Defendants objected to several of these requests on the basis that they are overbroad and burdensome, irrelevant, sought confidential personnel documents, contained confidential information about other inmates, or that the request was vague or confusing. However, as to each of the requests at issue here, the defendants also responded: "Not waiving these objections, Defendants do not have possession, custody or control of any responsive documents." Accordingly, this is not a case wherein the court is only evaluating the objection given, but rather the response provided.
Plaintiff's second motion to compel only addresses request number 2. In that motion, he states he is requesting that the defendants be ordered to produce the real name of the John Doe defendant who signed a form, CDC-114-A, produced by defendants in response to the discovery requests. Plaintiff argues that the defendants objected on the basis of inmate privacy, which is not accurate based on the information sought. Defendants' argue they did not object to request number 2, bur rather responded that they did not have possession, custody or control of any responsive document. Plaintiff fails to address the defendants' actual response, but argues that the defendants' objection is inaccurate and that the material sought is relevant. The court notes that nowhere in request number 2 did plaintiff ask for the identity of any individual. Rather, plaintiff states his request was for the production of:
Any and all equipment/use log as defined by CSP-Solano CDC-114-A Inmate Segregation record of daily activity sheet. from October 14, 15, 16, 17, 18, 19, 20, 21, 22, 23, 24, 25, 2007. Post Orders signed by defendant JOHN DOE #1 10-19-07.
Rule 34(a) allows a party to seek production of documents within "the responding party's possession, custody, or control." In a moving to compel such a production, the burden is on the party seeking discovery to produce facts showing the responding party has the requisite control over the documents requested. See Pitney Bowes, Inc. v. Kern Intern., Inc., 239 F.R.D. 62, 66 (D. Conn. 2006).

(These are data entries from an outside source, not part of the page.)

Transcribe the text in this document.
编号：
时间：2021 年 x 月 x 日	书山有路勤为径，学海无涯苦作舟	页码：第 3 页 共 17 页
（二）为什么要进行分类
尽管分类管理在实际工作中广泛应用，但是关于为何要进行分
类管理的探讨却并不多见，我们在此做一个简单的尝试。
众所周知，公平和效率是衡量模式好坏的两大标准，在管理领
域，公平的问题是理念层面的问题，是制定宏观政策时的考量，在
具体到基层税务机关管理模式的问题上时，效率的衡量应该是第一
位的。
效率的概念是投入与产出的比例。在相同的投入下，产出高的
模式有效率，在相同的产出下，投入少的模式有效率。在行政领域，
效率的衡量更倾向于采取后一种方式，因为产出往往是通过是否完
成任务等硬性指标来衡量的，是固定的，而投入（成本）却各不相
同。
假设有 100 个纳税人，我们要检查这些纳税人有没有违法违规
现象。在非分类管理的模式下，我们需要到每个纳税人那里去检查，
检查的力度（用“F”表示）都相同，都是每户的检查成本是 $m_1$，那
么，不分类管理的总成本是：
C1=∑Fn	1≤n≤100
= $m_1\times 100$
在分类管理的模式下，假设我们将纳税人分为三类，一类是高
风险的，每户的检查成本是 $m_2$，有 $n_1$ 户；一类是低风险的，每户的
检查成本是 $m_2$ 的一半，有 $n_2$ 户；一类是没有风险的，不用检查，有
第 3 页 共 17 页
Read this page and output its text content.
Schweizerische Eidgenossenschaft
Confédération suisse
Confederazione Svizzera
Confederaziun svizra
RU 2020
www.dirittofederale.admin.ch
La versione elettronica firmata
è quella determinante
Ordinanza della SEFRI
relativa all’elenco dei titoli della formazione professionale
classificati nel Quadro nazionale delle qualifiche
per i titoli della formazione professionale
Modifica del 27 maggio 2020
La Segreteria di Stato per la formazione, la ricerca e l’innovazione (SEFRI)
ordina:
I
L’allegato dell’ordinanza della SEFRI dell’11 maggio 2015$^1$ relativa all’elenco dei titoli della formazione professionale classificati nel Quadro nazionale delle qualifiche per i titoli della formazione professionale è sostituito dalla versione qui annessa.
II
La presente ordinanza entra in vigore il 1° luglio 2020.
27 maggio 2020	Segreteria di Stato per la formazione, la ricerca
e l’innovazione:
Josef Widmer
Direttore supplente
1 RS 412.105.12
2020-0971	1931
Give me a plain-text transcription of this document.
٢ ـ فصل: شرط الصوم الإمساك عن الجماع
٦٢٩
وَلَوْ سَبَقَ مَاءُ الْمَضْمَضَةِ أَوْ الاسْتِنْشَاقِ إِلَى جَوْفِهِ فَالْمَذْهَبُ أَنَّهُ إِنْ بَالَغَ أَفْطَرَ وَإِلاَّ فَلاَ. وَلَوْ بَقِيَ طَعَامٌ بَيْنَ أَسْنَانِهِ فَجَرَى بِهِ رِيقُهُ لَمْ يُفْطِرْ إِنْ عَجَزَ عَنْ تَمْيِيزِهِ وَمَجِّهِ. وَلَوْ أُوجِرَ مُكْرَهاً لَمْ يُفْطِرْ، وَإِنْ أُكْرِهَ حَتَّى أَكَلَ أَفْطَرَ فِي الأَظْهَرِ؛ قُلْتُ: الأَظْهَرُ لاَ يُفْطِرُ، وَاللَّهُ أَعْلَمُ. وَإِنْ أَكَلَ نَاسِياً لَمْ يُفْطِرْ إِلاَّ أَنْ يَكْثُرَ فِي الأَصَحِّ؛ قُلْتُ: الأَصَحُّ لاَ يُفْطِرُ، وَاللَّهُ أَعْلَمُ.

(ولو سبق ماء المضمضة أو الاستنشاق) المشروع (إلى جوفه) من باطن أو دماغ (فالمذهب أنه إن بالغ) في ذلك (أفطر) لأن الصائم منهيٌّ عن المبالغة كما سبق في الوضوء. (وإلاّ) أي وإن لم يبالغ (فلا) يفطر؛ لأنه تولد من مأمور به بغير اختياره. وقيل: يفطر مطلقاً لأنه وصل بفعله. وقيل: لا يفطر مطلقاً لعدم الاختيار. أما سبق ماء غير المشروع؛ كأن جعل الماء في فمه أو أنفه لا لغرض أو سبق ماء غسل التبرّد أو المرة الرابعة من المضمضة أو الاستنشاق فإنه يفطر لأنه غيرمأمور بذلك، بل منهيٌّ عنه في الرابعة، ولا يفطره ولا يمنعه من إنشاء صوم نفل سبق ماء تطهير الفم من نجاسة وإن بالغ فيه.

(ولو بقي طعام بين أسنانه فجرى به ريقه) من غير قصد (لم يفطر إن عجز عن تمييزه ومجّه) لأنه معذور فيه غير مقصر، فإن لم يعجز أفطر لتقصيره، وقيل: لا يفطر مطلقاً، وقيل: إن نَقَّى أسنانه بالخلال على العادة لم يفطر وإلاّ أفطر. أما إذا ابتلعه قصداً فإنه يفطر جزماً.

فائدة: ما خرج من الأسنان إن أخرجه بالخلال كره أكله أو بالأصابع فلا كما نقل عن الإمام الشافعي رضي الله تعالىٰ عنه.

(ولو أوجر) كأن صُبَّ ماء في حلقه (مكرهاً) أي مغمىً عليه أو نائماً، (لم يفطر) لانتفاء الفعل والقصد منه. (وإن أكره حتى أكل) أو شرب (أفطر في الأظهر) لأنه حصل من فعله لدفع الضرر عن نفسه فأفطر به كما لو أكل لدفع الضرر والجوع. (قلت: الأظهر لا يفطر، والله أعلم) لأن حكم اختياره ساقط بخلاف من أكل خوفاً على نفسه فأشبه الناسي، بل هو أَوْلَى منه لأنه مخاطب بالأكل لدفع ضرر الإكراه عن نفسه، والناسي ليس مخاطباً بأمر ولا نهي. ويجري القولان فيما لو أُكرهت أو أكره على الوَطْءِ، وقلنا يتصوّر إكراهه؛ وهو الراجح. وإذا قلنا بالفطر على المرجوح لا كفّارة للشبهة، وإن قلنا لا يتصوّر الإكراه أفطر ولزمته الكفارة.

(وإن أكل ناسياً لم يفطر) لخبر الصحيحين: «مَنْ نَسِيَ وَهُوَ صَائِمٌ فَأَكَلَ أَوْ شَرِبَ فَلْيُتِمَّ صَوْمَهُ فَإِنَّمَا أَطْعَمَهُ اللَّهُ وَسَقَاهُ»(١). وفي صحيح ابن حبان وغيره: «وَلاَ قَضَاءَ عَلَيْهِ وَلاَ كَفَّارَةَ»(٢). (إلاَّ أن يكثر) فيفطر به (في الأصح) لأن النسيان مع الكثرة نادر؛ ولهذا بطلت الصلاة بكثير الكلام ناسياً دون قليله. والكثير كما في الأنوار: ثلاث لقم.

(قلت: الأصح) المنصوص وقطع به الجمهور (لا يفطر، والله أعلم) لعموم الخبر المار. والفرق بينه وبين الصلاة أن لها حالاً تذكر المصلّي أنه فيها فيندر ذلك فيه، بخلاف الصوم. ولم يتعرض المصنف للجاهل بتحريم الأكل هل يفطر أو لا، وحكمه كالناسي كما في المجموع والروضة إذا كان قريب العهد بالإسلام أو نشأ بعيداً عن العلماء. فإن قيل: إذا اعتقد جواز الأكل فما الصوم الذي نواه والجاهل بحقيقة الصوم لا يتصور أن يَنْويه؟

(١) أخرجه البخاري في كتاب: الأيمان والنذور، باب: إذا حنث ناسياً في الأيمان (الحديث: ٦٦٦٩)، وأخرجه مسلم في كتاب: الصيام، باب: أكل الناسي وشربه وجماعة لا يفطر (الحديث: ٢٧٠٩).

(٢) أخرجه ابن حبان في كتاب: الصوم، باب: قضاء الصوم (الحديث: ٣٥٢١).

Here, defendants responded to plaintiff's request for documents by stating, in addition to any objections, that they did not have possession, custody or control over any documents responsive to plaintiff's request. Plaintiff fails to meet his burden to show that the defendants are in possession or have control over such documents. In fact, plaintiff does not even respond to the defendants' assertion that they lack possession of the documents. As plaintiff does not meet his burden, his motions to compel must be denied.
Based on the foregoing, IT IS HEREBY ORDERED that plaintiff's motions to compel (Docs. 38, 39) are denied.